Поведение крестьян в первое время тоже позволяло говорить об их сочувствии новой власти, во всяком случае, именно так оно интерпретировалось службами наблюдения и прессой. Сводка Пермской ЧК в начале октября 1919 г. так описывала крестьянские настроения:

«Среди крестьян — настроение в общем благожелательное. Большая жажда газет, литературы о сущности Советской власти. Все декреты, проводимые после предварительных разъяснений, принимаются сочувственно. Все инструктора и агитаторы пользуются большим влиянием. Общее удовлетворение центральной властью».[1235]

Советская пресса, тщательно собиравшая сведения о каждом проявлении симпатий населения к власти, осенью 1919 г. также писала о доброжелательных настроениях крестьян. Так, в одной из газет сообщалось об эпизоде, вроде бы сигнализировавшем о повороте сельского населения к «диктатуре пролетариата»: в селе Бутырском Челябинского уезда по инициативе церковного старосты было созвано собрание, на которое сошлись почти одни старики. Когда бывший торговец обмолвился против новой власти, они стащили оратора с крыльца с криком: «Колчака хочешь?

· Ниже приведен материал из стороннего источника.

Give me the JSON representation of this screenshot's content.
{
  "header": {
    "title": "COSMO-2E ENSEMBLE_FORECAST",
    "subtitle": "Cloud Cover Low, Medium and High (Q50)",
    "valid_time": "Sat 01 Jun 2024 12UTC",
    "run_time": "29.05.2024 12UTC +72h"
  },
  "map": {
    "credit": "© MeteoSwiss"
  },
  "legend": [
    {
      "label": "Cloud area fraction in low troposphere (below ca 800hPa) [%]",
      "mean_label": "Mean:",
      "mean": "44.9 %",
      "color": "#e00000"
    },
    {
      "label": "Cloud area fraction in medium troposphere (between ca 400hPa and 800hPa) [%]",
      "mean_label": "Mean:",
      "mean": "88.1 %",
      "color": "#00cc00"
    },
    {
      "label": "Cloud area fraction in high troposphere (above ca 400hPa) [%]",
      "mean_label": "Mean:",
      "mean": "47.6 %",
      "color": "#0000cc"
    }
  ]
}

Так иди к нему. Нам-то он не нужен: узнали мы его!» [1236]

В дальнейшем, однако, контрастность настроений отдельных социальных групп, соответствующая классовым клише, начала тускнеть на глазах. Общий настрой населения стал резко понижаться и нивелироваться. Точнее, различия в отношениях к советской власти явно просматривались, но настроения каждой группы населения стали крайне неустойчивы, колеблясь в зависимости от сиюминутной политической, а чаще — продовольственной ситуации.

Уже осенью 1919 г. губернские и уездные ЧК отмечали общее понижение в настрое населения. В Пермской губернии в начале октября констатировалась неопределенность настроений рабочих и служащих, а в ноябре — недовольство среди крестьян. Брожение рабочих на продовольственной почве в декабре 1919 г. несколько смягчилось благодаря успехам на фронте.[1237] В Екатеринбургской губернии в октябре-ноябре 1919 г. настроение рабочих нехлебородных уездов упало, в остальных оценивалось как хорошее. Крестьянство в некоторых местах губернии было настроено враждебно к советской власти и ожидало «белых».[1238] В начале 1920 г. настроение рабочих, по оценкам екатеринбургских чекистов, было приподнятым в связи с победами Красной армии, крестьян — неопределенным, городских обывателей, в зависимости от обеспеченности хлебом, — от удовлетворительного до враждебного, советских служащих — апатичным.[1239]

Летом 1920 г. раздраженная постоянными перепадами в эмоциональном тонусе жителей Екатеринбургской губернии губчека констатировала:

«Отношение к Советской власти ухудшается каждый раз, как только возникают те или иные вопросы, затрагивающие шкурные интересы обывателей. Отношение к коммунистической партии в большинстве случаев не сочувственное, в Камышловском и Алапаевском уездах — враждебное».